OSINT EP06: Investigating Websites

Sometimes your target isn’t a person, but a website. Whether you are investigating a scam site, a competitor, or just curious about who owns a domain, Website OSINT is the way to go.

1. WHOIS Records

The Birth Certificate of a Website.

A WHOIS record reveals the registered owner, creation date, and registrar of a domain.

• Who.is: Clean and simple interface.
• What to look for:
  • Registrant Email: Did they forget to turn on Privacy Protection?
  • Registration Date: Is this “official bank” website only 3 days old? (Huge red flag).
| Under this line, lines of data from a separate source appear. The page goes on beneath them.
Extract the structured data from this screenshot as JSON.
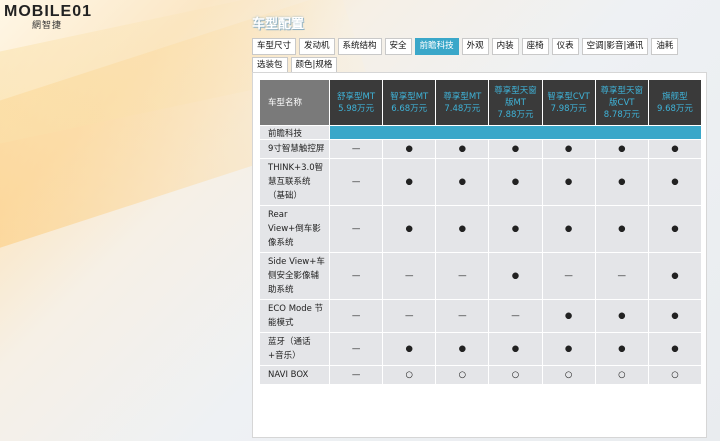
{
  "logo": {
    "text": "MOBILE01",
    "sub": "網智捷"
  },
  "page_title": "车型配置",
  "tabs": [
    {
      "label": "车型尺寸",
      "active": false
    },
    {
      "label": "发动机",
      "active": false
    },
    {
      "label": "系统结构",
      "active": false
    },
    {
      "label": "安全",
      "active": false
    },
    {
      "label": "前瞻科技",
      "active": true
    },
    {
      "label": "外观",
      "active": false
    },
    {
      "label": "内装",
      "active": false
    },
    {
      "label": "座椅",
      "active": false
    },
    {
      "label": "仪表",
      "active": false
    },
    {
      "label": "空调|影音|通讯",
      "active": false
    },
    {
      "label": "油耗",
      "active": false
    },
    {
      "label": "选装包",
      "active": false
    },
    {
      "label": "颜色|规格",
      "active": false
    }
  ],
  "table": {
    "name_header": "车型名称",
    "models": [
      {
        "name": "舒享型MT",
        "price": "5.98万元"
      },
      {
        "name": "智享型MT",
        "price": "6.68万元"
      },
      {
        "name": "尊享型MT",
        "price": "7.48万元"
      },
      {
        "name": "尊享型天窗版MT",
        "price": "7.88万元"
      },
      {
        "name": "智享型CVT",
        "price": "7.98万元"
      },
      {
        "name": "尊享型天窗版CVT",
        "price": "8.78万元"
      },
      {
        "name": "旗舰型",
        "price": "9.68万元"
      }
    ],
    "section": "前瞻科技",
    "rows": [
      {
        "label": "9寸智慧触控屏",
        "values": [
          "—",
          "●",
          "●",
          "●",
          "●",
          "●",
          "●"
        ]
      },
      {
        "label": "THINK+3.0智慧互联系统（基础）",
        "values": [
          "—",
          "●",
          "●",
          "●",
          "●",
          "●",
          "●"
        ]
      },
      {
        "label": "Rear View+倒车影像系统",
        "values": [
          "—",
          "●",
          "●",
          "●",
          "●",
          "●",
          "●"
        ]
      },
      {
        "label": "Side View+车侧安全影像辅助系统",
        "values": [
          "—",
          "—",
          "—",
          "●",
          "—",
          "—",
          "●"
        ]
      },
      {
        "label": "ECO Mode 节能模式",
        "values": [
          "—",
          "—",
          "—",
          "—",
          "●",
          "●",
          "●"
        ]
      },
      {
        "label": "蓝牙（通话+音乐）",
        "values": [
          "—",
          "●",
          "●",
          "●",
          "●",
          "●",
          "●"
        ]
      },
      {
        "label": "NAVI BOX",
        "values": [
          "—",
          "○",
          "○",
          "○",
          "○",
          "○",
          "○"
        ]
      }
    ]
  },
  "colors": {
    "accent": "#3aa7c9",
    "header_bg": "#3a3a3a",
    "row_bg": "#e4e5e8"
  }
}
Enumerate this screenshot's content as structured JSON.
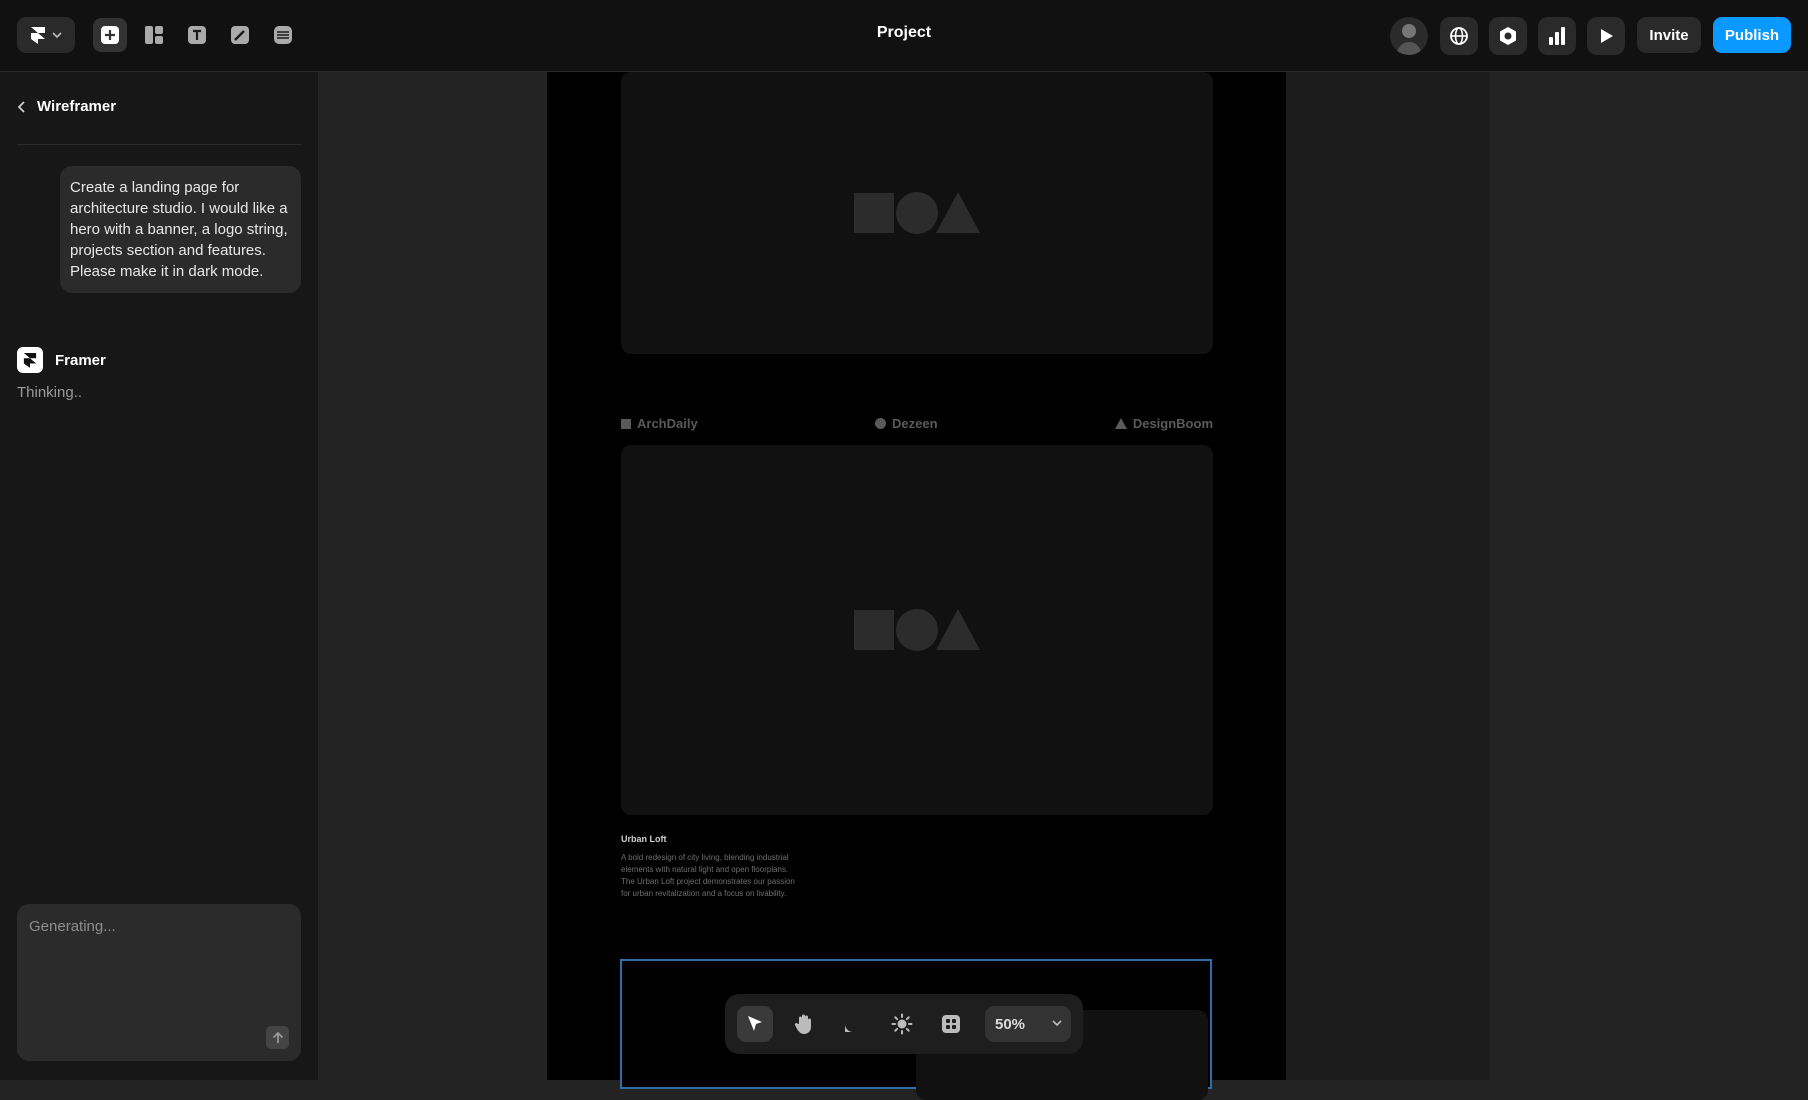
{
  "header": {
    "project_title": "Project",
    "tools": [
      {
        "name": "insert",
        "icon": "plus-square-icon"
      },
      {
        "name": "layout",
        "icon": "layout-icon"
      },
      {
        "name": "text",
        "icon": "text-icon"
      },
      {
        "name": "vector",
        "icon": "pen-icon"
      },
      {
        "name": "cms",
        "icon": "database-icon"
      }
    ],
    "invite_label": "Invite",
    "publish_label": "Publish",
    "accent_color": "#0a99ff"
  },
  "sidebar": {
    "back_label": "Wireframer",
    "user_message": "Create a landing page for architecture studio. I would like a hero with a banner, a logo string, projects section and features. Please make it in dark mode.",
    "assistant_name": "Framer",
    "assistant_status": "Thinking..",
    "prompt_placeholder": "Generating..."
  },
  "canvas": {
    "logo_string": [
      {
        "label": "ArchDaily",
        "shape": "square"
      },
      {
        "label": "Dezeen",
        "shape": "circle"
      },
      {
        "label": "DesignBoom",
        "shape": "triangle"
      }
    ],
    "project": {
      "title": "Urban Loft",
      "description": "A bold redesign of city living, blending industrial elements with natural light and open floorplans. The Urban Loft project demonstrates our passion for urban revitalization and a focus on livability."
    }
  },
  "bottom_toolbar": {
    "tools": [
      "select",
      "hand",
      "comment",
      "theme",
      "components"
    ],
    "zoom": "50%"
  }
}
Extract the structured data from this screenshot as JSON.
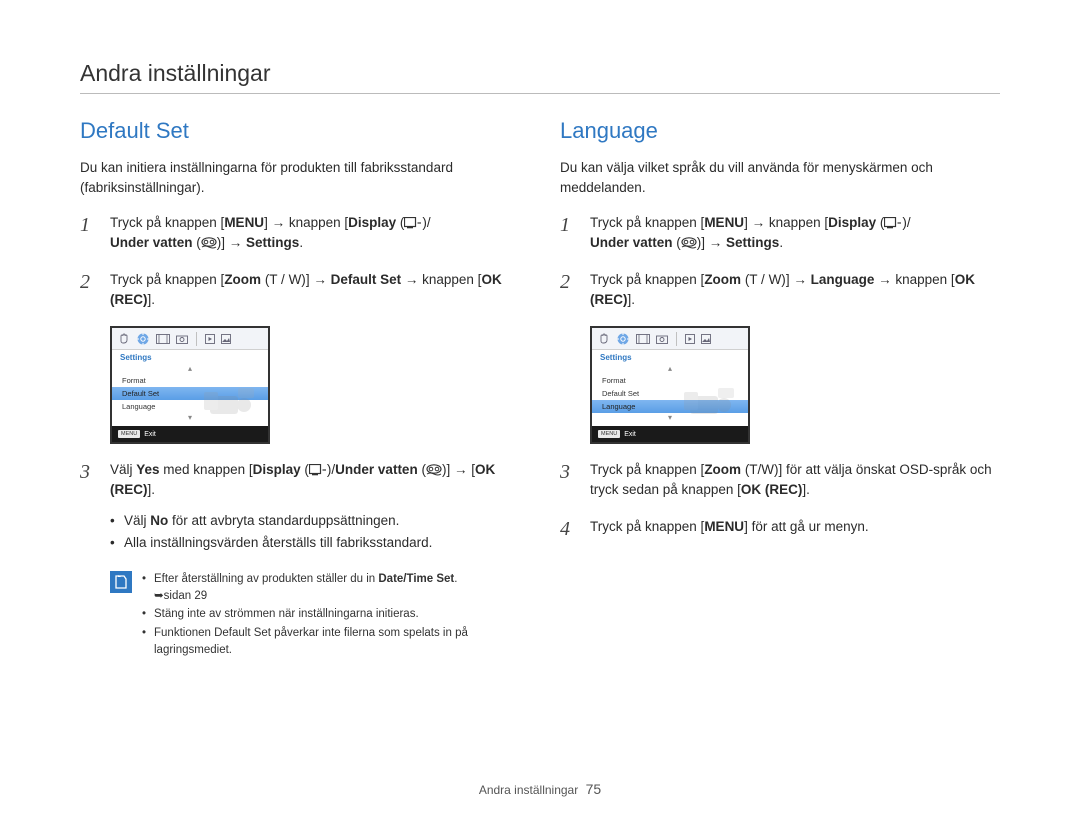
{
  "page": {
    "title": "Andra inställningar",
    "footer_label": "Andra inställningar",
    "page_number": "75"
  },
  "icons": {
    "display": "display-icon",
    "underwater": "underwater-icon",
    "arrow": "→"
  },
  "left": {
    "heading": "Default Set",
    "intro": "Du kan initiera inställningarna för produkten till fabriksstandard (fabriksinställningar).",
    "step1_prefix": "Tryck på knappen [",
    "step1_menu": "MENU",
    "step1_mid1": "] ",
    "step1_mid2": " knappen [",
    "step1_display": "Display",
    "step1_under": "Under vatten",
    "step1_settings": "Settings",
    "step1_close": ".",
    "step2_prefix": "Tryck på knappen [",
    "step2_zoom": "Zoom",
    "step2_tw": " (T / W)",
    "step2_mid": "] ",
    "step2_default": "Default Set",
    "step2_mid2": " knappen [",
    "step2_ok": "OK (REC)",
    "step2_close": "].",
    "step3_a": "Välj ",
    "step3_yes": "Yes",
    "step3_b": " med knappen [",
    "step3_display": "Display",
    "step3_slash": "/",
    "step3_under": "Under vatten",
    "step3_c": "] ",
    "step3_d": " [",
    "step3_ok": "OK (REC)",
    "step3_close": "].",
    "sub1_a": "Välj ",
    "sub1_no": "No",
    "sub1_b": " för att avbryta standarduppsättningen.",
    "sub2": "Alla inställningsvärden återställs till fabriksstandard.",
    "note1_a": "Efter återställning av produkten ställer du in ",
    "note1_b": "Date/Time Set",
    "note1_c": ". ",
    "note1_ref": "➥sidan 29",
    "note2": "Stäng inte av strömmen när inställningarna initieras.",
    "note3": "Funktionen Default Set påverkar inte filerna som spelats in på lagringsmediet.",
    "screenshot": {
      "title": "Settings",
      "rows": [
        "Format",
        "Default Set",
        "Language"
      ],
      "selected_index": 1,
      "exit": "Exit",
      "menu": "MENU"
    }
  },
  "right": {
    "heading": "Language",
    "intro": "Du kan välja vilket språk du vill använda för menyskärmen och meddelanden.",
    "step1_prefix": "Tryck på knappen [",
    "step1_menu": "MENU",
    "step1_mid1": "] ",
    "step1_mid2": " knappen [",
    "step1_display": "Display",
    "step1_under": "Under vatten",
    "step1_settings": "Settings",
    "step1_close": ".",
    "step2_prefix": "Tryck på knappen [",
    "step2_zoom": "Zoom",
    "step2_tw": " (T / W)",
    "step2_mid": "] ",
    "step2_lang": "Language",
    "step2_mid2": " knappen [",
    "step2_ok": "OK (REC)",
    "step2_close": "].",
    "step3_a": "Tryck på knappen [",
    "step3_zoom": "Zoom",
    "step3_tw": " (T/W)",
    "step3_b": "] för att välja önskat OSD-språk och tryck sedan på knappen [",
    "step3_ok": "OK (REC)",
    "step3_close": "].",
    "step4_a": "Tryck på knappen [",
    "step4_menu": "MENU",
    "step4_b": "] för att gå ur menyn.",
    "screenshot": {
      "title": "Settings",
      "rows": [
        "Format",
        "Default Set",
        "Language"
      ],
      "selected_index": 2,
      "exit": "Exit",
      "menu": "MENU"
    }
  }
}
2. DNS & Infrastructure Analysis

Mapping the network.

• DNSlytics: A powerful search engine for DNS.
  • Reverse Analytics: If you find an AdSense ID or Google Analytics ID in the website source code, you can search it here to see what other websites the same person owns.
  • Wildcard Search: name: *netflix* to find phishing domains trying to look like the real thing.

3. Finding Related Assets

If you find one email address or one server IP, you can pivot to find the whole network.

• Reverse Whois:
  • ReverseWhois.io: Enter an email address (e.g., admin@bad-guy.com) to find every other domain registered by that email.
• Shared Hosting:
  • Use ViewDNS.info to see which other websites are hosted on the same IP address. This helps identify server neighbors.

4. The Toolbox

Don’t reinvent the wheel. Use aggregated toolkits for website reconnaissance:

• OSINT.sh: A curated collection of web monitors and DNS tools.
• UrlScan.io: Safely browse and screenshot a website without actually visiting it (great for analyzing malicious links).

---

This concludes our mini-series on OSINT techniques. Remember, the tools change, but the methodology—Critical Thinking—remains the same. Happy hunting!